Business / Macro

March FDI in China falls 1.47% year-on-year

By Zheng Yangpeng (China Daily) Updated: 2014-04-18 07:21

 March FDI in China falls 1.47% year-on-year

Li Yi / China Daily

Foreign direct investment in China fell in March, the first year-on-year contraction since January 2013, but officials and experts said monthly fluctuations do not reflect long-term trends.

According to the Ministry of Commerce's data on Thursday, FDI in China dipped 1.47 percent in March from a year earlier to $12.24 billion. The drop dragged FDI growth in the first quarter to 5.5 percent, amounting to $31.55 billion. By comparison, FDI grew 10.44 percent in the first two months.

March FDI in China falls 1.47% year-on-year
 FDI registers healthy growth

March FDI in China falls 1.47% year-on-year
China's FDI rose 16.11% in January 

"It is normal for investments to have some monthly fluctuations," said Shen Danyang, a ministry spokesman. "Many factors, such as a single big-ticket investment deal, a changing macroeconomic environment and the fluctuation of the renminbi exchange rate could all affect the figures. We are confident about the steady growth in FDI for the whole year. We, along with many other research institutes and foreign chambers of commerce, think China remains an important destination for foreign investment. Multinationals remain upbeat about our investment environment."

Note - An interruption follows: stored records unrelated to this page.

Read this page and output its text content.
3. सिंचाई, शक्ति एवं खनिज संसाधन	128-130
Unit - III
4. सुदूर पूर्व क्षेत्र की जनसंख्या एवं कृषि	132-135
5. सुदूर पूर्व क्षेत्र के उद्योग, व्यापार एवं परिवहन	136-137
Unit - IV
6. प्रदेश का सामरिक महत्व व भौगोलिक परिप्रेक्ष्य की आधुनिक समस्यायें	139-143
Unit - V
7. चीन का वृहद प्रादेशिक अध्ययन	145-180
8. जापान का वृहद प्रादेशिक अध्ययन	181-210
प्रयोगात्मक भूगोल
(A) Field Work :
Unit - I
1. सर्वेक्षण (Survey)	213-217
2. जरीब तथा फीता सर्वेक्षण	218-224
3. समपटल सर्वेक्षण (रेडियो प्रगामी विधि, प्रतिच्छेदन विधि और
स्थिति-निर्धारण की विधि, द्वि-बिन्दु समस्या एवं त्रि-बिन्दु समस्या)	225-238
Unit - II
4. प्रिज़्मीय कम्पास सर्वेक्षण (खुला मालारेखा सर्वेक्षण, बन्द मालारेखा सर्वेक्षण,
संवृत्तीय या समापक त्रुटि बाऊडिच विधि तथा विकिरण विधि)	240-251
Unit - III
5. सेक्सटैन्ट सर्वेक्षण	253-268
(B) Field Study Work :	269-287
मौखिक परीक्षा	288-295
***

A close look at the first-quarter FDI figures showed investment from major developed economies fell, while that from emerging economies held steady.

Investment from Japan plunged 47.2 percent to $1.21 billion in the quarter, while investment from the European Union slid 24.5 percent to $1.55 billion. Investment from the US was down 1.9 percent at $1.04 billion while that from members of the Association of Southeast Asian Nations rose 7.84 percent to $1.97 billion.

Commenting on the major contraction in EU FDI, Mei Xinyu, an expert at the Chinese Academy of International Trade and Economic Cooperation, a think tank under the Commerce Ministry, said European companies' confidence was undermined by a long-period of low growth. China's reduced appetite for luxury items may be another major reason for European companies to scale back their deployment in the market.

Rising uncertainty caused by tension between Japan and China, along with Japanese firms' weakening competitiveness in the global context, explained Japan's tumbling investment in China, said Mei.